Fifth, as for whether China's policies are creating a "groundswell of resentment" against it, clearly, China has faced significant criticism from Western countries. But that is a red herring. My argument in the book is not that China can charm the West; I don't think it can, except perhaps in some parts of Europe, and the backlash over China's relations with Sudan and Iran shows that Western nations (and Japan) have vastly different views of China than developing countries do. What's more, I don't think the United States should not be charmed by China, but rather should regard China as a potential competitor--and a potential collaborator on issues of shared concern. (Regarding Western complaints about China's debt policies, these complaints seem a bit rich, given that many of the nations in Africa ran up high debts in the past due to World Bank and IMF packages.)
My argument in the book is that, thus far, China has effectively charmed many developing nations in Asia, Africa, and Latin America. I agree that there have been protests against China's labor policies in nations like Zambia and Peru. But these pale in comparison to the massive anti-American demonstrations held at summit after summit. I agree that there have been attacks on Chinese workers in Nigeria, but these pale in comparison to the number of attacks on Western oil workers in Nigeria, and these attacks on Chinese and Western workers have more to do with local militants' anger at all foreign companies in the Niger Delta than specific resentment against China. I also agree that, down the road, China could face very serious blowback, and I hope that people around the world, including in the developing world, have a clear-eyed understanding of China's labor, environment, and governance standards before they embark upon a substantial relationship with China.

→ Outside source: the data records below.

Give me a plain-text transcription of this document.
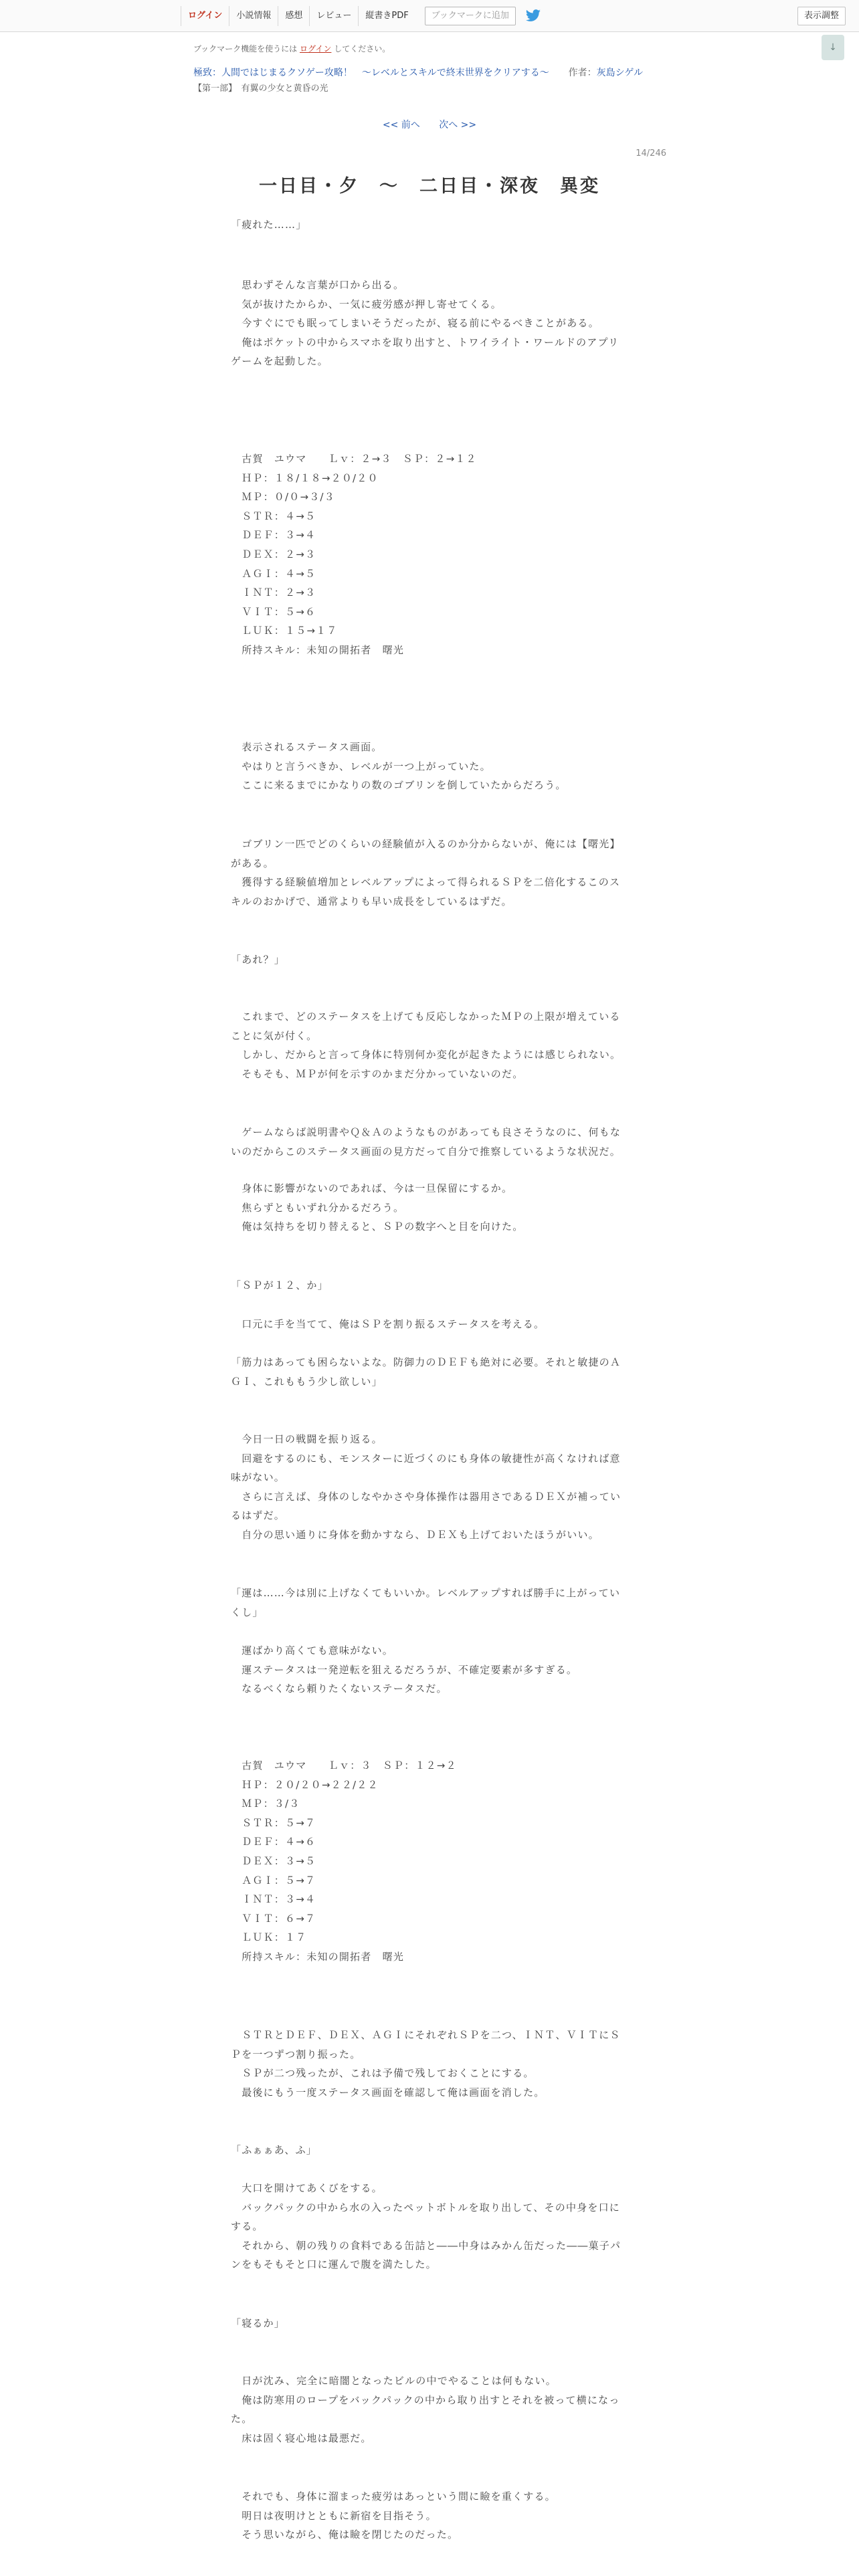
ログイン	小説情報	感想	レビュー	縦書きPDF	ブックマークに追加	表示調整
↓
ブックマーク機能を使うには ログイン してください。
極致：人間ではじまるクソゲー攻略！　～レベルとスキルで終末世界をクリアする～ 作者：灰島シゲル
【第一部】　有翼の少女と黄昏の光
<< 前へ 次へ >>
14/246
一日目・夕　～　二日目・深夜　異変
「疲れた……」
　思わずそんな言葉が口から出る。
　気が抜けたからか、一気に疲労感が押し寄せてくる。
　今すぐにでも眠ってしまいそうだったが、寝る前にやるべきことがある。
　俺はポケットの中からスマホを取り出すと、トワイライト・ワールドのアプリゲームを起動した。
　古賀　ユウマ　　Ｌｖ：２→３　ＳＰ：２→１２
　ＨＰ：１８/１８→２０/２０
　ＭＰ：０/０→３/３
　ＳＴＲ：４→５
　ＤＥＦ：３→４
　ＤＥＸ：２→３
　ＡＧＩ：４→５
　ＩＮＴ：２→３
　ＶＩＴ：５→６
　ＬＵＫ：１５→１７
　所持スキル：未知の開拓者　曙光
　表示されるステータス画面。
　やはりと言うべきか、レベルが一つ上がっていた。
　ここに来るまでにかなりの数のゴブリンを倒していたからだろう。
　ゴブリン一匹でどのくらいの経験値が入るのか分からないが、俺には【曙光】がある。
　獲得する経験値増加とレベルアップによって得られるＳＰを二倍化するこのスキルのおかげで、通常よりも早い成長をしているはずだ。
「あれ？」
　これまで、どのステータスを上げても反応しなかったＭＰの上限が増えていることに気が付く。
　しかし、だからと言って身体に特別何か変化が起きたようには感じられない。
　そもそも、ＭＰが何を示すのかまだ分かっていないのだ。
　ゲームならば説明書やＱ＆Ａのようなものがあっても良さそうなのに、何もないのだからこのステータス画面の見方だって自分で推察しているような状況だ。
　身体に影響がないのであれば、今は一旦保留にするか。
　焦らずともいずれ分かるだろう。
　俺は気持ちを切り替えると、ＳＰの数字へと目を向けた。
「ＳＰが１２、か」
　口元に手を当てて、俺はＳＰを割り振るステータスを考える。
「筋力はあっても困らないよな。防御力のＤＥＦも絶対に必要。それと敏捷のＡＧＩ、これももう少し欲しい」
　今日一日の戦闘を振り返る。
　回避をするのにも、モンスターに近づくのにも身体の敏捷性が高くなければ意味がない。
　さらに言えば、身体のしなやかさや身体操作は器用さであるＤＥＸが補っているはずだ。
　自分の思い通りに身体を動かすなら、ＤＥＸも上げておいたほうがいい。
「運は……今は別に上げなくてもいいか。レベルアップすれば勝手に上がっていくし」
　運ばかり高くても意味がない。
　運ステータスは一発逆転を狙えるだろうが、不確定要素が多すぎる。
　なるべくなら頼りたくないステータスだ。
　古賀　ユウマ　　Ｌｖ：３　ＳＰ：１２→２
　ＨＰ：２０/２０→２２/２２
　ＭＰ：３/３
　ＳＴＲ：５→７
　ＤＥＦ：４→６
　ＤＥＸ：３→５
　ＡＧＩ：５→７
　ＩＮＴ：３→４
　ＶＩＴ：６→７
　ＬＵＫ：１７
　所持スキル：未知の開拓者　曙光
　ＳＴＲとＤＥＦ、ＤＥＸ、ＡＧＩにそれぞれＳＰを二つ、ＩＮＴ、ＶＩＴにＳＰを一つずつ割り振った。
　ＳＰが二つ残ったが、これは予備で残しておくことにする。
　最後にもう一度ステータス画面を確認して俺は画面を消した。
「ふぁぁあ、ふ」
　大口を開けてあくびをする。
　バックパックの中から水の入ったペットボトルを取り出して、その中身を口にする。
　それから、朝の残りの食料である缶詰と――中身はみかん缶だった――菓子パンをもそもそと口に運んで腹を満たした。
「寝るか」
　日が沈み、完全に暗闇となったビルの中でやることは何もない。
　俺は防寒用のロープをバックパックの中から取り出すとそれを被って横になった。
　床は固く寝心地は最悪だ。
　それでも、身体に溜まった疲労はあっという間に瞼を重くする。
　明日は夜明けとともに新宿を目指そう。
　そう思いながら、俺は瞼を閉じたのだった。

But I challenge you to provide me with a series of significant polls this year demonstrating widespread negative opinion against China in Latin America, Africa, or Southeast Asia. I've spent my time on the ground, talking to opinion leaders across the developing world for years and amassing this data. Show me something that disproves it.
Finally, although I'm glad that we agree on how the United States has lost power because of the decline of American diplomacy, I'm not so gloomy as you about the future. The State Department has begun to recognize the need for American diplomats to be on the ground in hotspots, and Secretary of State Rice's plan to move more diplomats to developing nations--and to one- and two-person consulates--is a great idea. And Chinese diplomats, though far more skilled than in the past, are not yet "imperial masters." In Southeast Asia, a priority region for China, they are very sophisticated; in other parts of the world, like parts of Africa, they remain isolated and poorly linked up with local business and cultural elites. China still lacks the coordination to manage its aid effectively, and it winds up alienating local people when it does not deliver aid effectively.
Most important, China is not yet sure what it stands for. Ask a Chinese diplomat to describe what China stands for--what China's values are--in a few sentences. They can't. They don't know. And, in the long run, if you don't have values, you have no values for other people to aspire to.